Nach 27 Jahren an der Spitze von Mobileye kündigt Gründer und CEO Professor Amnon Shashua seinen Rücktritt an. Der Schritt markiert eine Zäsur für den Pionier der Fahrerassistenzsysteme. Während der Vorstand nach einem Nachfolger sucht, stellt sich die Frage, wie sich das Unternehmen in einem zunehmend umkämpften Markt neu positionieren wird.
Der Pionier verlässt die Kommandobrücke
Sobald ein Nachfolger gefunden ist, wird Amnon Shashua sein Amt als CEO niederlegen. Der Vorstand hat bereits eine Personalberatung beauftragt, um einen geeigneten Kandidaten zu finden. Shashua bleibt dem Unternehmen als Mitglied des Vorstands verbunden.
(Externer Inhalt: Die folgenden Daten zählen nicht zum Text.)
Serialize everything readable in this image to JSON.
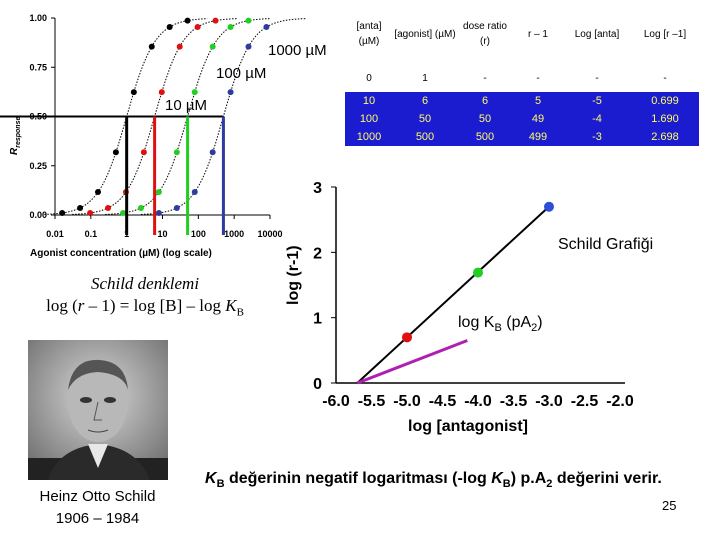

Ihm wurde zudem die Rolle des Vorstandsvorsitzenden angeboten, die er nach der Ernennung des neuen CEOs übernehmen könnte. In dieser Funktion soll er sich auf langfristige Technologietrends und Innovationspotenziale konzentrieren. Die Ankündigung kommt überraschend, zumal das Unternehmen noch keinen Nachfolger nennen kann.
27 Jahre an der Spitze
Seit der Gründung im Jahr 1999 haben Mobileye und damit auch Shashua die Fahrzeugsicherheit mitgeprägt. Das Unternehmen machte kamerabasierte Systeme zur Kollisionsvermeidung massentauglich und legte damit einen Grundstein für das automatisierte Fahren. Heute findet sich die Technologie von Mobileye in über 250 Millionen Fahrzeugen und mehr als 1.400 Modellen weltweit. Unter Shashuas Führung durchlief das Unternehmen mehrere entscheidende Phasen: den Börsengang 2014, die Übernahme durch Intel 2017 und den erneuten Börsengang 2022. Intel hält weiterhin rund 77 Prozent der Anteile.
Neue Impulse in einem veränderten Marktumfeld
Der Rücktritt fällt in eine Zeit, in der sich der Wettbewerb im Bereich der Fahrerassistenzsysteme und des autonomen Fahrens massiv verschärft. Konkurrenten wie Nvidia und Qualcomm drängen mit leistungsstarken SoC-Plattformen (System-on-a-Chip) in den Markt und gewinnen zunehmend Automobilhersteller als Kunden.
Gleichzeitig stagniert die Entwicklung hin zu vollautonomen Fahrzeugen auf Level 4 und 5, was den Druck auf etablierte Anbieter erhöht. Viele OEM scheinen das Level 3, zumindest in Europa, zu überspringen. Mobileye begibt sich mit dem Aufbau einer eigenen Robotaxi-Flotte in Konkurrenz zu seinen Kunden wie die VW-Tochter Moia.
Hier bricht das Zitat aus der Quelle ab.